Clinical Trial News

A study involving over 2,400 patients with type 2 diabetes and overweight or obesity found that initiating a GLP-1 agonist without a structured behavioral intervention led to a 2% weight loss at 72 weeks. One-third of the patients achieved clinically significant weight loss, defined as at least 5% change from baseline. The study highlights the potential of GLP-1 agonists for weight loss in real-world settings, despite the absence of structured weight loss interventions.

Syros Pharmaceuticals reported a Q1 2023 EPS of $-0.85, beating expectations of $-1.09. The company highlighted progress in clinical trials for MDS, AML, and APL, including the SELECT-MDS-1 trial's amendment to include overall survival as a key secondary endpoint. Syros anticipates pivotal data from SELECT-MDS-1 in Q3 2024 and remains on track for milestones across its programs. Financials show a net loss of $23.8M, with $166M in cash, expected to fund operations into 2025.

Editas Medicine reported Q4 2022 earnings, highlighting clinical progress with EDIT-301 for sickle cell disease and beta thalassemia, strategic shifts towards in-vivo gene editing, and financial stability extending into 2025. The company aims to advance its gene editing technologies and clinical trials, focusing on delivering transformative medicines.

Aldeyra Therapeutics reported 2022 financial results, highlighting FDA acceptance of two new drug applications: Reproxalap for dry eye disease and ADX-2191 for primary vitreoretinal lymphoma. The company is advancing its RASP modulation platform, with ADX-629 in Phase 2 trials for various conditions. ADX-2191, targeting ocular lymphoma, has a PDUFA date of June 21, 2023. Aldeyra's cash position supports operations into late 2024, with a net loss of $62.0 million in 2022.

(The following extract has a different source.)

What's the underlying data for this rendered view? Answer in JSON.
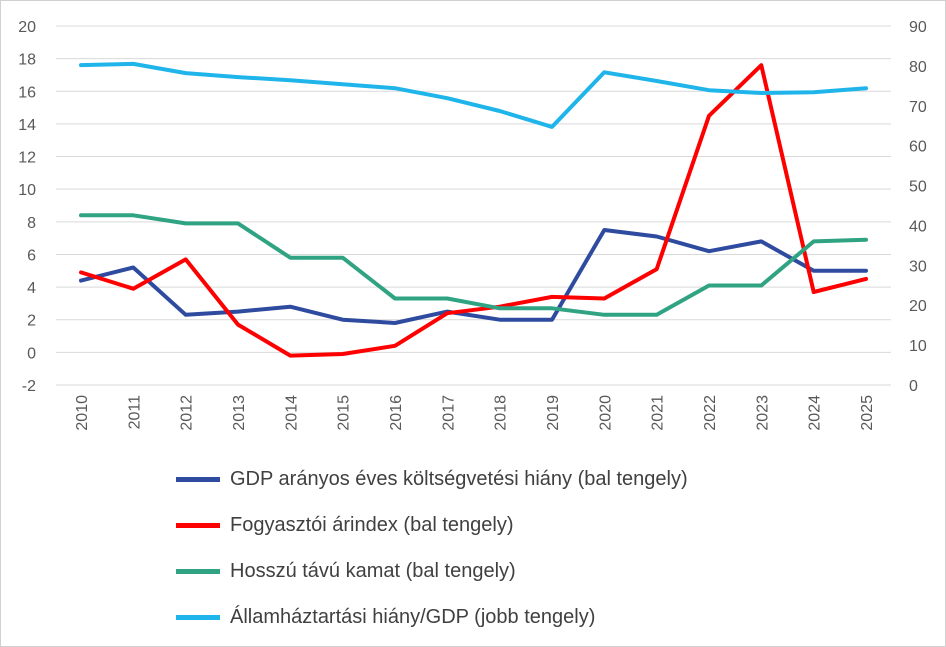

FDA withdrew AstraZeneca's Evusheld authorization in the U.S. due to its inefficacy against Omicron subvariants, responsible for over 90% of current infections. AstraZeneca's shares rose 11.3% this year. Evusheld remains authorized in Europe and Japan. AstraZeneca is developing a next-generation antibody for COVID-19, aiming for a 2023 launch.

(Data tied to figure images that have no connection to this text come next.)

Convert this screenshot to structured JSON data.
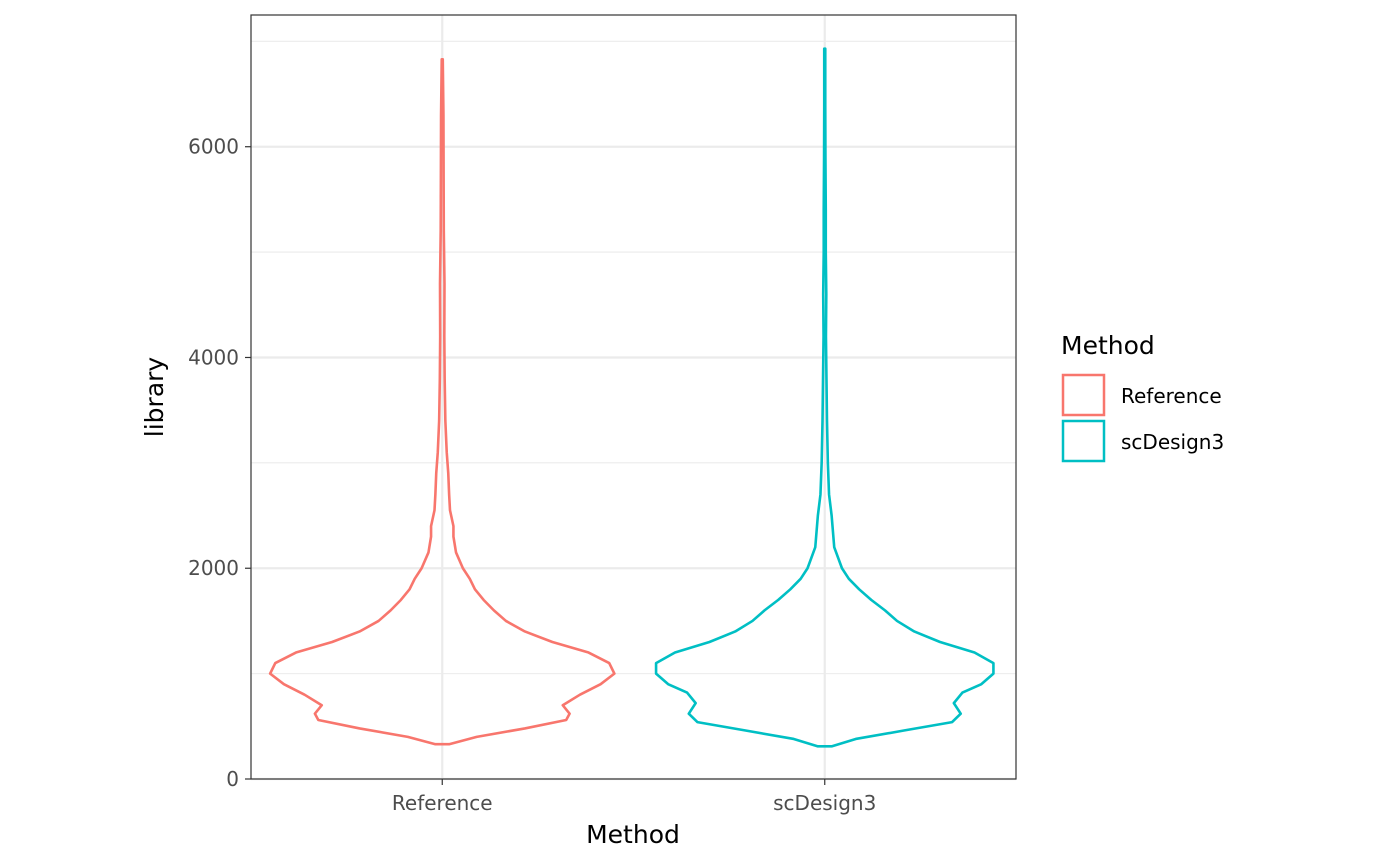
{
  "chart_data": {
    "type": "violin",
    "xlabel": "Method",
    "ylabel": "library",
    "categories": [
      "Reference",
      "scDesign3"
    ],
    "ylim": [
      0,
      7250
    ],
    "yticks": [
      0,
      2000,
      4000,
      6000
    ],
    "ytick_labels": [
      "0",
      "2000",
      "4000",
      "6000"
    ],
    "grid": true,
    "legend": {
      "title": "Method",
      "position": "right",
      "entries": [
        {
          "label": "Reference",
          "color": "#F8766D"
        },
        {
          "label": "scDesign3",
          "color": "#00BFC4"
        }
      ]
    },
    "series": [
      {
        "name": "Reference",
        "color": "#F8766D",
        "min": 330,
        "max": 6830,
        "density": [
          [
            330,
            0.04
          ],
          [
            400,
            0.2
          ],
          [
            480,
            0.48
          ],
          [
            560,
            0.72
          ],
          [
            620,
            0.74
          ],
          [
            700,
            0.7
          ],
          [
            800,
            0.8
          ],
          [
            900,
            0.92
          ],
          [
            1000,
            1.0
          ],
          [
            1100,
            0.97
          ],
          [
            1200,
            0.85
          ],
          [
            1300,
            0.64
          ],
          [
            1400,
            0.48
          ],
          [
            1500,
            0.37
          ],
          [
            1600,
            0.3
          ],
          [
            1700,
            0.24
          ],
          [
            1800,
            0.19
          ],
          [
            1900,
            0.16
          ],
          [
            2000,
            0.12
          ],
          [
            2150,
            0.08
          ],
          [
            2300,
            0.065
          ],
          [
            2400,
            0.065
          ],
          [
            2550,
            0.045
          ],
          [
            2700,
            0.04
          ],
          [
            2900,
            0.035
          ],
          [
            3100,
            0.026
          ],
          [
            3400,
            0.018
          ],
          [
            3800,
            0.014
          ],
          [
            4200,
            0.012
          ],
          [
            4700,
            0.013
          ],
          [
            5200,
            0.009
          ],
          [
            5700,
            0.008
          ],
          [
            6300,
            0.007
          ],
          [
            6830,
            0.003
          ]
        ]
      },
      {
        "name": "scDesign3",
        "color": "#00BFC4",
        "min": 310,
        "max": 6930,
        "density": [
          [
            310,
            0.04
          ],
          [
            380,
            0.18
          ],
          [
            460,
            0.46
          ],
          [
            540,
            0.74
          ],
          [
            620,
            0.79
          ],
          [
            720,
            0.75
          ],
          [
            820,
            0.8
          ],
          [
            900,
            0.91
          ],
          [
            1000,
            0.98
          ],
          [
            1100,
            0.98
          ],
          [
            1200,
            0.87
          ],
          [
            1300,
            0.67
          ],
          [
            1400,
            0.52
          ],
          [
            1500,
            0.42
          ],
          [
            1600,
            0.35
          ],
          [
            1700,
            0.27
          ],
          [
            1800,
            0.2
          ],
          [
            1900,
            0.14
          ],
          [
            2000,
            0.1
          ],
          [
            2200,
            0.055
          ],
          [
            2400,
            0.045
          ],
          [
            2500,
            0.04
          ],
          [
            2700,
            0.025
          ],
          [
            3000,
            0.018
          ],
          [
            3400,
            0.013
          ],
          [
            3800,
            0.01
          ],
          [
            4200,
            0.007
          ],
          [
            4600,
            0.009
          ],
          [
            5000,
            0.006
          ],
          [
            5400,
            0.006
          ],
          [
            5900,
            0.004
          ],
          [
            6400,
            0.003
          ],
          [
            6930,
            0.003
          ]
        ]
      }
    ]
  }
}
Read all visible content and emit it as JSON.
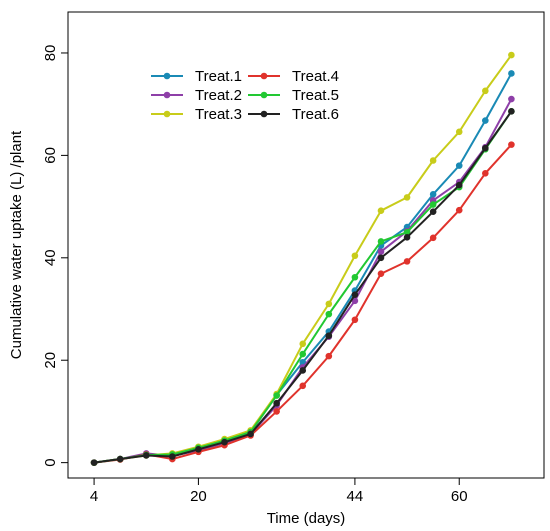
{
  "chart_data": {
    "type": "line",
    "xlabel": "Time (days)",
    "ylabel": "Cumulative water uptake (L) /plant",
    "xlim": [
      0,
      73
    ],
    "ylim": [
      -3,
      88
    ],
    "x_ticks": [
      4,
      20,
      44,
      60
    ],
    "y_ticks": [
      0,
      20,
      40,
      60,
      80
    ],
    "grid": false,
    "legend_position": "top-left",
    "x": [
      4,
      8,
      12,
      16,
      20,
      24,
      28,
      32,
      36,
      40,
      44,
      48,
      52,
      56,
      60,
      64,
      68
    ],
    "series": [
      {
        "name": "Treat.1",
        "color": "#1a8ab5",
        "values": [
          0,
          0.7,
          1.5,
          1.4,
          2.6,
          4.2,
          5.9,
          13.2,
          19.6,
          25.6,
          33.6,
          42.4,
          46.0,
          52.4,
          58.0,
          66.8,
          76.0
        ]
      },
      {
        "name": "Treat.2",
        "color": "#8e3fa8",
        "values": [
          0,
          0.7,
          1.8,
          1.3,
          2.4,
          3.8,
          5.5,
          11.2,
          18.6,
          24.6,
          31.6,
          41.2,
          45.2,
          51.2,
          54.8,
          61.6,
          71.0
        ]
      },
      {
        "name": "Treat.3",
        "color": "#c8cc1a",
        "values": [
          0,
          0.7,
          1.4,
          1.8,
          3.1,
          4.6,
          6.3,
          13.4,
          23.2,
          31.0,
          40.4,
          49.2,
          51.8,
          59.0,
          64.6,
          72.6,
          79.6
        ]
      },
      {
        "name": "Treat.4",
        "color": "#e0332c",
        "values": [
          0,
          0.6,
          1.6,
          0.7,
          2.1,
          3.4,
          5.3,
          10.0,
          15.0,
          20.8,
          27.9,
          36.9,
          39.3,
          43.9,
          49.3,
          56.5,
          62.1
        ]
      },
      {
        "name": "Treat.5",
        "color": "#22c832",
        "values": [
          0,
          0.7,
          1.5,
          1.6,
          2.9,
          4.3,
          6.0,
          13.1,
          21.2,
          29.0,
          36.2,
          43.2,
          45.0,
          50.4,
          53.8,
          61.2,
          68.6
        ]
      },
      {
        "name": "Treat.6",
        "color": "#222222",
        "values": [
          0,
          0.7,
          1.4,
          1.2,
          2.6,
          4.0,
          5.6,
          11.6,
          18.0,
          24.8,
          32.8,
          40.0,
          44.0,
          49.0,
          54.2,
          61.4,
          68.6
        ]
      }
    ]
  }
}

Geron Corporation reported positive Phase 3 results for imetelstat in lower-risk MDS, planning NDA submission by mid-2023 and MAA by end of 2023. Anticipated U.S. and EU launches in 2024. Strong financial position with $445M cash, supporting operations through Q3 2025. Focused on commercial readiness and expanding imetelstat's applications in hematologic malignancies.

The FDA granted accelerated approval for lecanemab, marketed as Leqembi, an Alzheimer’s drug showing potential to slow cognitive decline. Despite safety concerns like brain swelling and bleeding, it targets the disease's underlying process. Priced at $26,500/year, its Medicare coverage remains uncertain, mirroring restrictions on Aduhelm, its predecessor.

Penn Medicine researchers report promising early results for CAR T therapy in lupus patients, highlighting its potential beyond blood cancers. CAR T cells, engineered from a patient's own cells, target specific cell types, offering a personalized treatment approach. This development underscores the broader applicability of CAR T therapies in autoimmune diseases like lupus, driven by B cells.

The National Cancer Institute launched ComboMATCH, a precision medicine initiative testing drug combinations targeting specific tumor mutations. It aims to identify effective treatments for advanced clinical trials, involving both FDA-approved and investigational drugs. ComboMATCH includes phase 2 trials for adults and children, focusing on genomic abnormalities to improve treatment outcomes.

Patients with early relapse after standard multiple myeloma therapies have a poor prognosis. CAR T-cell therapy cilta-cel showed positive results in second-line treatment for early relapsed disease, as presented at the ASH 2022 meeting, offering hope for this patient population.